Пробравшись по затопленным и местами осыпавшимся ходам сообщения на командный пункт первой роты, встречаю на конечном участке пути неожиданное препятствие в лице часового.
– Ротный у себя? – спрашиваю у караульщика после обмена паролями.
– У себя. Но не велено никого пускать. – Отвечает он.
– Он что там, с женщиной? – пытаюсь узнать, почему.
– Нет, с мужчиной. С комиссаром. – Уточняет боец.
– А у них что, любовь? – начинаю шутковать я, подмигнув часовому.
– Да спят они, только легли – Возмущается он.
– Я понимаю, что не радио слушают. – Тихо произношу я, после чего повышаю децибелы. – А у нас что, детское время уже наступило⁈ Спокойной ночи малыши даже не начинались. Некогда спать! Война идёт. – Уже во весь командный голос говорю я. Мне бы самому пару часиков кумарнуть.
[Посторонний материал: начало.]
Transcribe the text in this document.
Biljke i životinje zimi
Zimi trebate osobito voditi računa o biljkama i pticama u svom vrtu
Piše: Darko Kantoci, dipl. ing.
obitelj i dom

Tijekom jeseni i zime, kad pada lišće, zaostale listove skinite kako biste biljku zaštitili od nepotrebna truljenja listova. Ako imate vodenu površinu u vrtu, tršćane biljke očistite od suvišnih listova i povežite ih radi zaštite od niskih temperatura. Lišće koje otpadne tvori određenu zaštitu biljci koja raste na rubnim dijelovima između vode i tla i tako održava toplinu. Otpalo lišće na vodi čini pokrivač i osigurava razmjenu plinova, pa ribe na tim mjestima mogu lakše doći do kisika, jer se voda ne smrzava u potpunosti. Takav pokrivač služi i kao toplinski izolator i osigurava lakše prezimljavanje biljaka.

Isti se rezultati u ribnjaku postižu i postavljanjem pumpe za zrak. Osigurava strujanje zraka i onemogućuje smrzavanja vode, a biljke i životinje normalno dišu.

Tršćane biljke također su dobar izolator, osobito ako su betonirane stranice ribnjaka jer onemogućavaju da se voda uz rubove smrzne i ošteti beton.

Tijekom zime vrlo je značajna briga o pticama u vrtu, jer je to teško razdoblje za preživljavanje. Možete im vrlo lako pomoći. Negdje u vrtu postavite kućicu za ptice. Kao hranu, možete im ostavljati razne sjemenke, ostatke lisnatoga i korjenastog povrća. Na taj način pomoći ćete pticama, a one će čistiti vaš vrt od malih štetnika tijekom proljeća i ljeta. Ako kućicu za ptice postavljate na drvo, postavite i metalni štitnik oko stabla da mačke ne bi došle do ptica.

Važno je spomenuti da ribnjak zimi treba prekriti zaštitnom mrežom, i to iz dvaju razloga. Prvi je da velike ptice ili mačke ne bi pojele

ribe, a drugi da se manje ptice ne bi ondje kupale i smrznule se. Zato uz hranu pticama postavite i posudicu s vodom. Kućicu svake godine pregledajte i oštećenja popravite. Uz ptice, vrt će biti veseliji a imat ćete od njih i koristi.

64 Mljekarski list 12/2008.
Да и жрать хочу.
– Это кто там шумит? – высовывается из-за плащ-палатки, закрывающей вход в землянку, ротный.
– Это артиллерия грохочет. Так же, как молнии, сверкают огненные взрывы. Так же, как ветры, врываются конные отряды, и так же, как тучи, проносятся красные знамёна. Это так наступает Красная Армия. – Рассказываю я сказку на ночь.
– А, это ты разведка. – Узнаёт он меня. – Чего хотел? Пропусти его, Хейфиц.
– Взаимодействие наладить. – Протискиваюсь я мимо охранника в тесную землянку командного пункта.
– Опять ночью шуметь будете, спать не дадите. – Зевнув, возмущается ротный.
– Не шуметь, а работать. Немцев в дзоте хотим прищучить и за мягкое взять. А вас предупреждаю, чтобы не растерялись от неожиданности.
– Во сколько пойдёте?
– В полночь. Но работать начнём часа в два ночи. Хотя вы услышите.
– У нас во второй роте разведгруппу организовали. И они тоже сегодня ночью пойдут. – Проинформировал меня ротный.
– Где пойдут? – уже ничему не удивляюсь я.
– Да не беспокойся. В километре от тебя. На стыке с соседним полком.
– Тоже языка брать?
– Это вряд ли. Доползут до развилки дорог и залягут. Тем более там минное поле. А сапёров у нас нет.
– А в балке Копани мины есть? – озадачиваюсь я новой возможной проблемой.
– То мне не ведомо. Во всяком случае, при мне не ставили. Хотя заминировать её надо. Иначе фрицы как по проспекту к нам в тыл пройдут. Это сейчас там воды полно, а когда всё просохнет, будет нам неуютно. Но за балку соседи отвечают, она в зоне ответственности 106-й стрелковой дивизии. – Усугубляет проблему лейтенант. Но отступать уже поздно. Предупреждён – значит «вооруждён»…
За полчаса до полуночи выдвигаемся на исходные. Оставив группу у подножия высоты, обхожу всех «подельников» и соучастников, предупредить, что «команчи вышли на тропу войны». Ротный меня уже поджидал, поэтому лично провёл на позиции дежурного станкового максима, чтобы я показал куда можно, и куда лучше не стрелять пулемётчикам, а также по сигналу какой красной ракеты это делать. Иначе придут злые артиллерийские разведчики и начистят всем рожи. Немцы уже были на месте, в дзоте, устраивали обычный фейерверк из осветительных ракет, и стреляли трассирующими. Забрав наблюдателей, соединяюсь с основной группой и спускаемся в балку.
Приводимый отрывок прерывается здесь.